Le 14 avril 2021, Eric Dupont-Moretti, Ministre de la Justice, présentait en Conseil des Ministres son projet de loi “pour la confiance dans l’institution judiciaire”.
L’une des propositions les plus marquantes du texte est la possibilité de filmer et de diffuser des procès.
Quelle est la position actuelle de la justice face à l’enregistrement des procès ?
Aujourd’hui, les procès filmés sont très rares. Ils le sont lorsque les circonstances historiques l’exigent ou lorsque des autorisations sont données à certains journalistes ou réalisateurs. La loi Badinter de 1985 a autorisé les enregistrements des procédures revêtant une dimension historique.
Nous pouvons citer les procès de Klaus Barbie, de Paul Touvier, de Maurice Papon, celui du sang contaminé, de l’explosion d’AZF et ceux des attentats du 13 novembre 2015.
Ces enregistrements conservés par les Archives nationales sont consultables uniquement par les chercheurs et les personnes autorisées.
Souhaitant rétablir la confiance du citoyen envers la justice, le garde des sceaux, persuadé que les français méconnaissent le fonctionnement des institutions judiciaires, souhaite que toutes les audiences puissent être filmées et retransmises dans un objectif pédagogique.
Comment diffuser les procès filmés ?
La réforme portée par Eric Dupont Moretti instaure la possibilité de filmer toutes audiences, dès lors qu’un motif d’intérêt public le justifie.
Il ne s’agit pas de diffuser le procès en direct mais de le diffuser lorsque l’affaire est définitivement jugée et uniquement avec l’accord des parties.
Aujourd’hui, le détail de cette mesure n’est pas encore arrêté. Les procès seront-ils diffusés à la télévision, sous forme de documentaire, sur un canal dédié ? Les discussions sont en cours entre le ministère et les chaînes de télévision.
Les questions soulevées par la réforme
Cette mesure n’est pas sans soulever des questions importantes.
Premièrement, que devient le droit à l’oubli lorsque les procès sont filmés et peuvent être diffusés et rediffusés ? N’est-ce-pas revenir également sur la possibilité offerte à chacun de se réinsérer et de tirer un trait sur son passé judiciaire ?
Par ailleurs, si le principe est la volonté de chacune des parties pour être filmée, comment imaginer un accusé accepter que son procès soit diffusé une fois l’affaire clôturée, voire dix ans plus tard ?
Comment imaginer qu’une victime accepte que les moments les plus difficiles de la procédure soient diffusés encore et encore alors qu’elle a séché ses larmes et entamé un processus d’acceptation de cette période douloureuse de sa vie ?
Il semble que cette volonté qui est essentielle bien entendu, pose des difficultés de mise en œuvre, ce qui reviendra peut-être à vider la proposition de sa substance et finalement n’obtenir la diffusion que de procédures relatives à des conflits de voisinage … Non que ces procédures ne soient intéressantes mais l’aspect pédagogique sera alors moins évident.
Autre question, comment se fera le choix des audiences enregistrées ? Qui tranchera ? Qui décidera que tel procès devra être filmé et non tel autre ?
En outre, comment faire pour que cette mesure échappe au risque de voyeurisme, qui sera là bien éloigné du but pédagogique souhaité par le ministre.
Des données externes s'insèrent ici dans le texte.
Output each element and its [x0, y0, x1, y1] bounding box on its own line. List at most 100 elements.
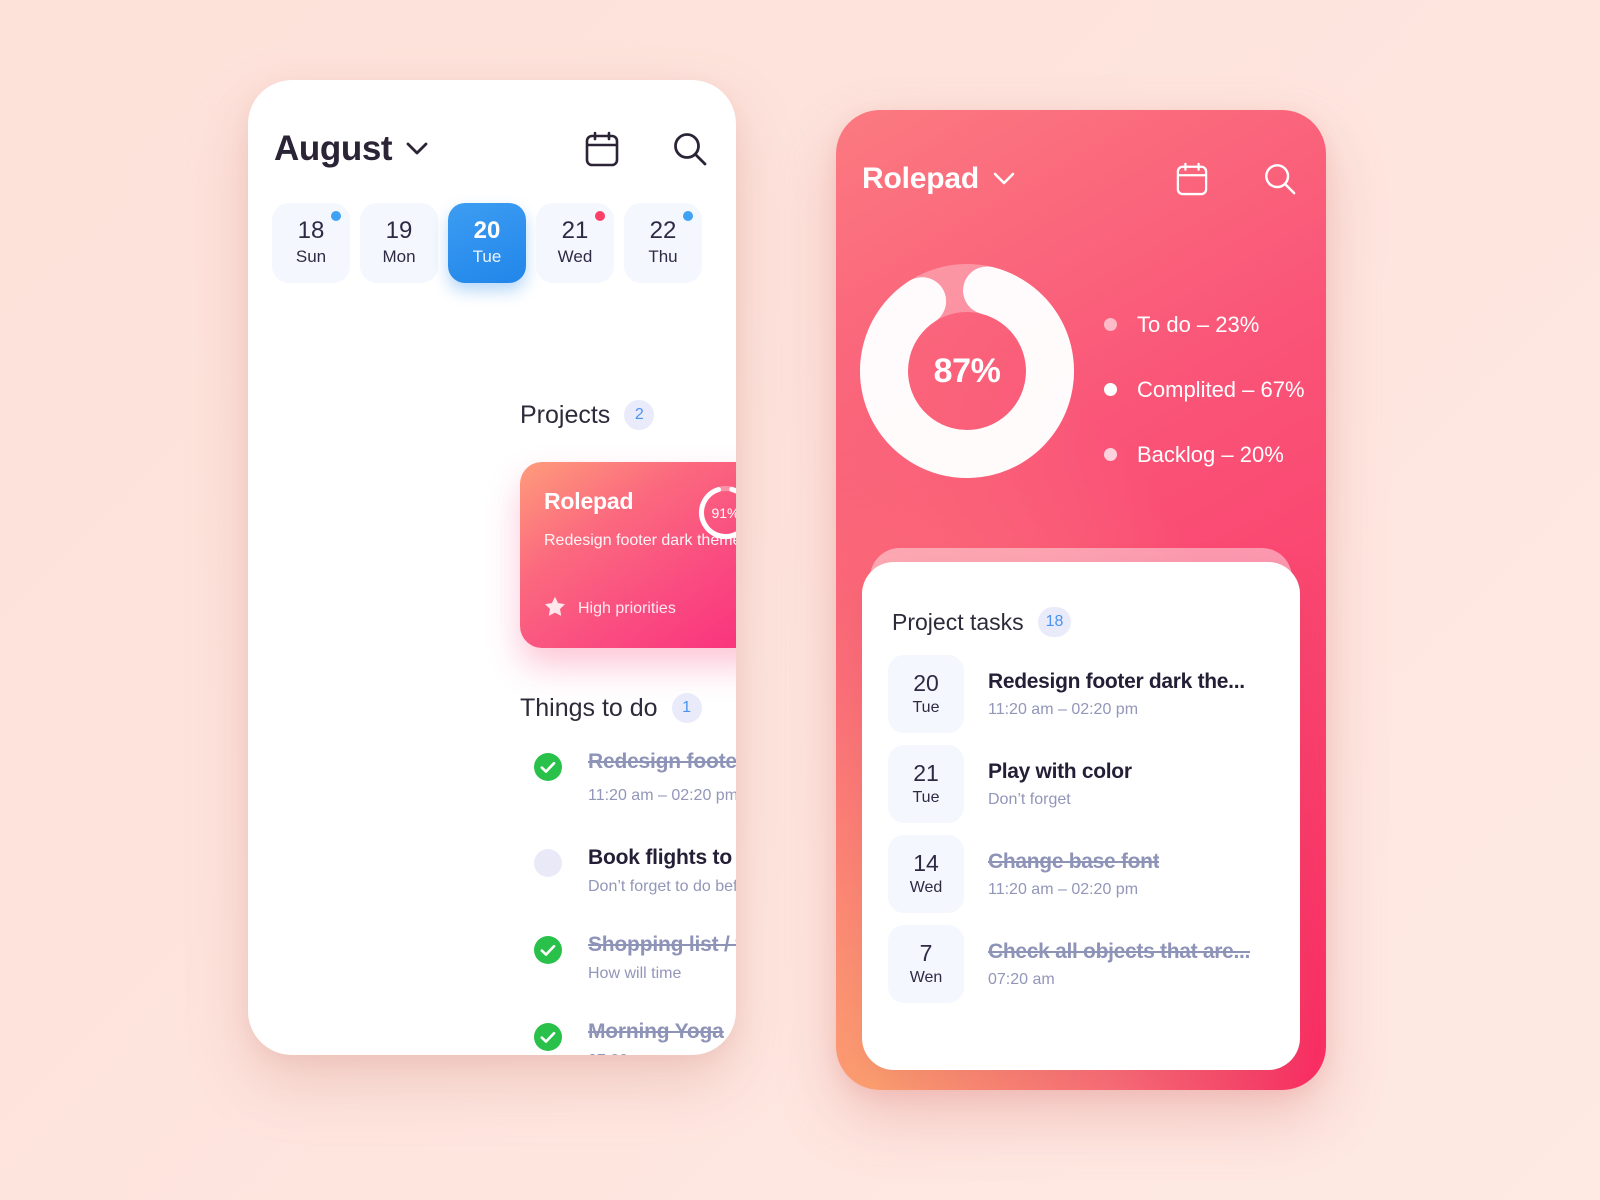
- task-date-weekday: Wen: [909, 968, 943, 986]
- task-title: Check all objects that are...: [988, 939, 1251, 963]
- todo-meta: Don’t forget to do before bed: [588, 878, 736, 896]
- search-icon[interactable]: [670, 129, 710, 169]
- day-weekday: Thu: [648, 247, 678, 267]
- project-task-row[interactable]: 7 Wen Check all objects that are... 07:20 a…: [888, 925, 1278, 1003]
- project-task-row[interactable]: 20 Tue Redesign footer dark the... 11:20 am…: [888, 655, 1278, 733]
- donut-center-label: 87%: [933, 351, 1001, 390]
- day-cell-tue[interactable]: 20 Tue: [448, 203, 526, 283]
- chevron-down-icon[interactable]: [993, 168, 1015, 190]
- project-task-row[interactable]: 14 Wed Change base font 11:20 am – 02:20 pm: [888, 835, 1278, 913]
- legend-color-dot: [1104, 383, 1117, 396]
- screenshot-canvas: August 18 Sun 19 Mon 20 Tue 21 Wed 22 Th…: [0, 0, 1600, 1200]
- project-priority-label: High priorities: [578, 600, 676, 617]
- projects-title: Projects: [520, 400, 611, 429]
- checkbox-unchecked[interactable]: [534, 849, 562, 877]
- task-date-chip: 21 Tue: [888, 745, 964, 823]
- task-title: Redesign footer dark the...: [988, 669, 1245, 693]
- legend-color-dot: [1104, 448, 1117, 461]
- left-header: August: [274, 118, 710, 180]
- calendar-icon[interactable]: [582, 129, 622, 169]
- checkbox-checked[interactable]: [534, 936, 562, 964]
- day-cell-wed[interactable]: 21 Wed: [536, 203, 614, 283]
- legend-item: Backlog – 20%: [1104, 422, 1314, 487]
- legend-label: Complited – 67%: [1137, 376, 1305, 402]
- task-date-weekday: Wed: [909, 878, 943, 896]
- day-weekday: Wed: [557, 247, 593, 267]
- day-cell-sun[interactable]: 18 Sun: [272, 203, 350, 283]
- checkbox-checked[interactable]: [534, 753, 562, 781]
- day-number: 18: [297, 216, 325, 244]
- page-title: August: [274, 129, 393, 168]
- todo-title: Redesign footer dark theme: [588, 750, 736, 773]
- task-date-number: 14: [913, 850, 939, 877]
- project-task-list: 20 Tue Redesign footer dark the... 11:20 am…: [888, 655, 1278, 1015]
- project-tasks-header: Project tasks 18: [892, 607, 1072, 637]
- day-number: 22: [649, 216, 677, 244]
- todo-item[interactable]: Shopping list / food for a week How will …: [534, 933, 736, 983]
- task-date-weekday: Tue: [912, 698, 940, 716]
- donut-legend: To do – 23% Complited – 67% Backlog – 20%: [1104, 292, 1314, 487]
- day-indicator-dot: [331, 211, 341, 221]
- day-cell-thu[interactable]: 22 Thu: [624, 203, 702, 283]
- task-date-number: 20: [913, 670, 939, 697]
- legend-color-dot: [1104, 318, 1117, 331]
- task-subtitle: 11:20 am – 02:20 pm: [988, 700, 1139, 718]
- todo-item[interactable]: Book flights to Paris Don’t forget to do …: [534, 846, 736, 896]
- task-body: Play with color Don’t forget: [988, 760, 1132, 809]
- todo-title: Shopping list / food for a week: [588, 933, 736, 956]
- task-date-number: 7: [919, 940, 933, 967]
- todo-meta: 11:20 am – 02:20 pmRolepad: [588, 782, 736, 809]
- progress-ring: 91%: [697, 484, 736, 541]
- project-card-rolepad[interactable]: Rolepad Redesign footer dark theme 91%: [520, 462, 736, 648]
- todo-section-header: Things to do 1: [520, 693, 702, 723]
- calendar-icon[interactable]: [1172, 159, 1212, 199]
- legend-item: Complited – 67%: [1104, 357, 1314, 422]
- task-date-chip: 20 Tue: [888, 655, 964, 733]
- todo-time: 07:20 am: [588, 1052, 655, 1055]
- todo-body: Morning Yoga 07:20 am: [588, 1020, 724, 1055]
- task-body: Redesign footer dark the... 11:20 am – 02…: [988, 670, 1245, 719]
- day-selector[interactable]: 18 Sun 19 Mon 20 Tue 21 Wed 22 Thu: [272, 203, 702, 283]
- day-weekday: Mon: [382, 247, 416, 267]
- day-weekday: Tue: [472, 247, 502, 267]
- projects-list: Rolepad Redesign footer dark theme 91%: [520, 462, 736, 648]
- todo-meta: How will time: [588, 965, 736, 983]
- day-indicator-dot: [683, 211, 693, 221]
- project-task-row[interactable]: 21 Tue Play with color Don’t forget: [888, 745, 1278, 823]
- todo-meta: 07:20 am: [588, 1052, 724, 1055]
- todo-time: Don’t forget to do before bed: [588, 878, 736, 895]
- todo-title: Things to do: [520, 693, 658, 722]
- task-date-number: 21: [913, 760, 939, 787]
- projects-count-badge: 2: [624, 400, 655, 430]
- todo-body: Shopping list / food for a week How will …: [588, 933, 736, 983]
- project-tasks-count-badge: 18: [1037, 607, 1072, 637]
- day-number: 21: [561, 216, 589, 244]
- search-icon[interactable]: [1260, 159, 1300, 199]
- todo-time: 11:20 am – 02:20 pm: [588, 786, 736, 804]
- todo-body: Redesign footer dark theme 11:20 am – 02:…: [588, 750, 736, 809]
- task-subtitle: 07:20 am: [988, 970, 1055, 988]
- task-body: Check all objects that are... 07:20 am: [988, 940, 1250, 989]
- legend-item: To do – 23%: [1104, 292, 1314, 357]
- legend-label: Backlog – 20%: [1137, 441, 1284, 467]
- right-phone-screen: Rolepad 87% To do – 23% Complited – 67% …: [836, 110, 1326, 1090]
- checkbox-checked[interactable]: [534, 1023, 562, 1051]
- project-tasks-title: Project tasks: [892, 608, 1024, 635]
- todo-item[interactable]: Morning Yoga 07:20 am: [534, 1020, 736, 1055]
- chevron-down-icon[interactable]: [406, 138, 428, 160]
- day-number: 20: [473, 216, 501, 244]
- day-number: 19: [385, 216, 413, 244]
- task-date-chip: 7 Wen: [888, 925, 964, 1003]
- task-subtitle: Don’t forget: [988, 790, 1071, 808]
- day-cell-mon[interactable]: 19 Mon: [360, 203, 438, 283]
- todo-list: Redesign footer dark theme 11:20 am – 02:…: [534, 750, 736, 1055]
- todo-title: Morning Yoga: [588, 1020, 724, 1043]
- right-header: Rolepad: [862, 152, 1300, 206]
- todo-time: How will time: [588, 965, 682, 982]
- task-subtitle: 11:20 am – 02:20 pm: [988, 880, 1139, 898]
- star-icon: [544, 596, 566, 622]
- todo-item[interactable]: Redesign footer dark theme 11:20 am – 02:…: [534, 750, 736, 809]
- task-body: Change base font 11:20 am – 02:20 pm: [988, 850, 1159, 899]
- todo-body: Book flights to Paris Don’t forget to do …: [588, 846, 736, 896]
- task-title: Change base font: [988, 849, 1160, 873]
Il ne faut pas oublier que le temps de la justice et des débats d’une salle d’audience est très différent du temps médiatique, fragmenté, calibré pour retenir l’attention des spectateurs.
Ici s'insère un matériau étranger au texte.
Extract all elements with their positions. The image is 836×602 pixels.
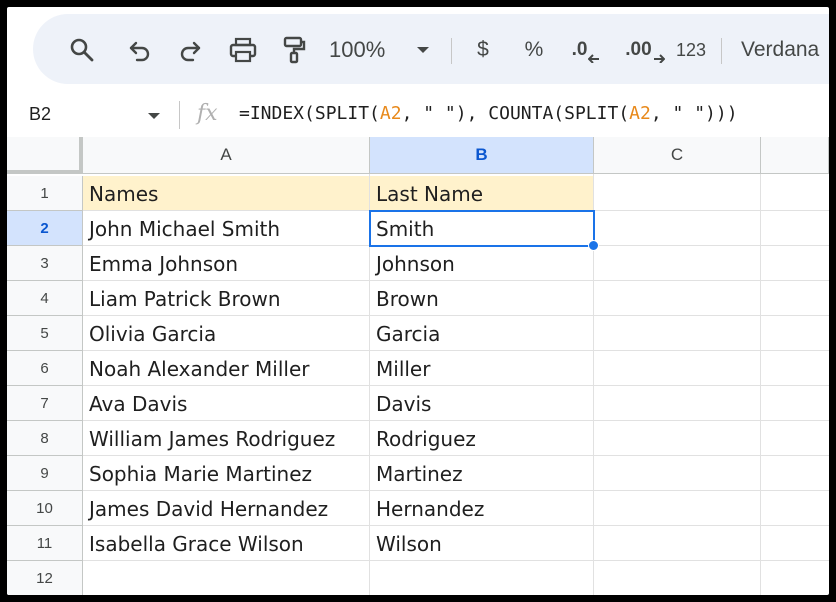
cell-empty[interactable] [761,386,829,421]
column-header-d[interactable] [761,137,829,174]
cell-a9[interactable]: Sophia Marie Martinez [83,456,370,491]
column-header-b[interactable]: B [370,137,594,174]
cell-empty[interactable] [594,386,761,421]
formula-cell-reference: A2 [379,103,402,124]
cell-a11[interactable]: Isabella Grace Wilson [83,526,370,561]
column-gridline [760,174,761,595]
arrow-right-icon [653,54,665,63]
row-header[interactable]: 2 [7,211,83,246]
row-header[interactable]: 11 [7,526,83,561]
fill-handle[interactable] [588,240,599,251]
spreadsheet-window: 100% $ % .0 .00 123 Verdana B2 fx =INDEX… [7,7,829,595]
font-family-select[interactable]: Verdana [741,34,829,66]
cell-b12[interactable] [370,561,594,595]
zoom-select[interactable]: 100% [329,34,397,66]
cell-empty[interactable] [594,351,761,386]
cell-empty[interactable] [761,246,829,281]
cell-a3[interactable]: Emma Johnson [83,246,370,281]
paint-format-icon[interactable] [277,34,311,66]
column-gridline [369,174,370,595]
cell-a10[interactable]: James David Hernandez [83,491,370,526]
formula-bar-divider [179,101,180,129]
name-box-dropdown-icon[interactable] [147,111,161,121]
toolbar-divider [721,38,722,64]
column-header-c[interactable]: C [594,137,761,174]
row-header[interactable]: 5 [7,316,83,351]
cell-empty[interactable] [761,281,829,316]
redo-icon[interactable] [173,34,207,66]
cell-a6[interactable]: Noah Alexander Miller [83,351,370,386]
cell-empty[interactable] [594,421,761,456]
cell-a8[interactable]: William James Rodriguez [83,421,370,456]
cell-empty[interactable] [594,246,761,281]
formula-cell-reference: A2 [629,103,651,124]
row-header[interactable]: 8 [7,421,83,456]
row-header[interactable]: 6 [7,351,83,386]
increase-decimal-button[interactable]: .00 [623,34,667,66]
cell-empty[interactable] [761,526,829,561]
row-header[interactable]: 3 [7,246,83,281]
cell-empty[interactable] [594,526,761,561]
cell-empty[interactable] [594,281,761,316]
row-header[interactable]: 12 [7,561,83,595]
cell-a1[interactable]: Names [83,176,370,211]
cell-empty[interactable] [594,211,761,246]
zoom-value: 100% [329,37,386,62]
cell-a4[interactable]: Liam Patrick Brown [83,281,370,316]
cell-a7[interactable]: Ava Davis [83,386,370,421]
name-box-value: B2 [29,104,52,124]
cell-empty[interactable] [594,491,761,526]
decrease-decimal-button[interactable]: .0 [567,34,605,66]
cell-empty[interactable] [761,456,829,491]
cell-a12[interactable] [83,561,370,595]
formula-input[interactable]: =INDEX(SPLIT(A2, " "), COUNTA(SPLIT(A2, … [239,103,738,124]
cell-empty[interactable] [594,561,761,595]
cell-b7[interactable]: Davis [370,386,594,421]
row-header[interactable]: 10 [7,491,83,526]
cell-b9[interactable]: Martinez [370,456,594,491]
cell-empty[interactable] [761,491,829,526]
toolbar: 100% $ % .0 .00 123 Verdana [33,14,829,84]
cell-empty[interactable] [594,176,761,211]
cell-b5[interactable]: Garcia [370,316,594,351]
cell-b6[interactable]: Miller [370,351,594,386]
name-box[interactable]: B2 [7,93,177,137]
toolbar-divider [451,38,452,64]
cell-b10[interactable]: Hernandez [370,491,594,526]
cell-empty[interactable] [761,561,829,595]
column-gridline [593,174,594,595]
cell-empty[interactable] [761,211,829,246]
row-header[interactable]: 4 [7,281,83,316]
row-header[interactable]: 1 [7,176,83,211]
select-all-corner[interactable] [7,137,83,174]
percent-format-button[interactable]: % [519,34,549,66]
more-formats-button[interactable]: 123 [673,34,709,66]
row-header[interactable]: 9 [7,456,83,491]
cell-empty[interactable] [761,351,829,386]
formula-bar: B2 fx =INDEX(SPLIT(A2, " "), COUNTA(SPLI… [7,93,829,137]
cell-a5[interactable]: Olivia Garcia [83,316,370,351]
cell-b8[interactable]: Rodriguez [370,421,594,456]
undo-icon[interactable] [123,34,157,66]
cell-b3[interactable]: Johnson [370,246,594,281]
print-icon[interactable] [225,34,261,66]
cell-b2[interactable]: Smith [370,211,594,246]
column-header-a[interactable]: A [83,137,370,174]
arrow-left-icon [588,54,600,63]
cell-b4[interactable]: Brown [370,281,594,316]
cell-empty[interactable] [594,316,761,351]
cell-empty[interactable] [761,316,829,351]
fx-icon: fx [197,101,218,126]
cell-a2[interactable]: John Michael Smith [83,211,370,246]
cell-empty[interactable] [761,421,829,456]
cell-b1[interactable]: Last Name [370,176,594,211]
zoom-dropdown-icon[interactable] [413,34,433,66]
cell-b11[interactable]: Wilson [370,526,594,561]
sheet-grid[interactable]: A B C 1 Names Last Name 2 John Michael Smith… [7,137,829,595]
cell-empty[interactable] [761,176,829,211]
currency-format-button[interactable]: $ [469,34,497,66]
search-menus-icon[interactable] [65,34,99,66]
row-header[interactable]: 7 [7,386,83,421]
cell-empty[interactable] [594,456,761,491]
Autre faille possible : il est possible que l’introduction de la caméra modifie le comportement des intervenants (avocats, magistrats, clients) provoquant une starisation de certains sans oublier que les montages, techniques télévisuelles qui ne manqueront pas d’être utilisés, peuvent faire mentir des images, des séquences entières.
Il existe là un vrai risque de tomber dans une justice de télé-réalité dans laquelle chacun deviendra juge derrière son écran.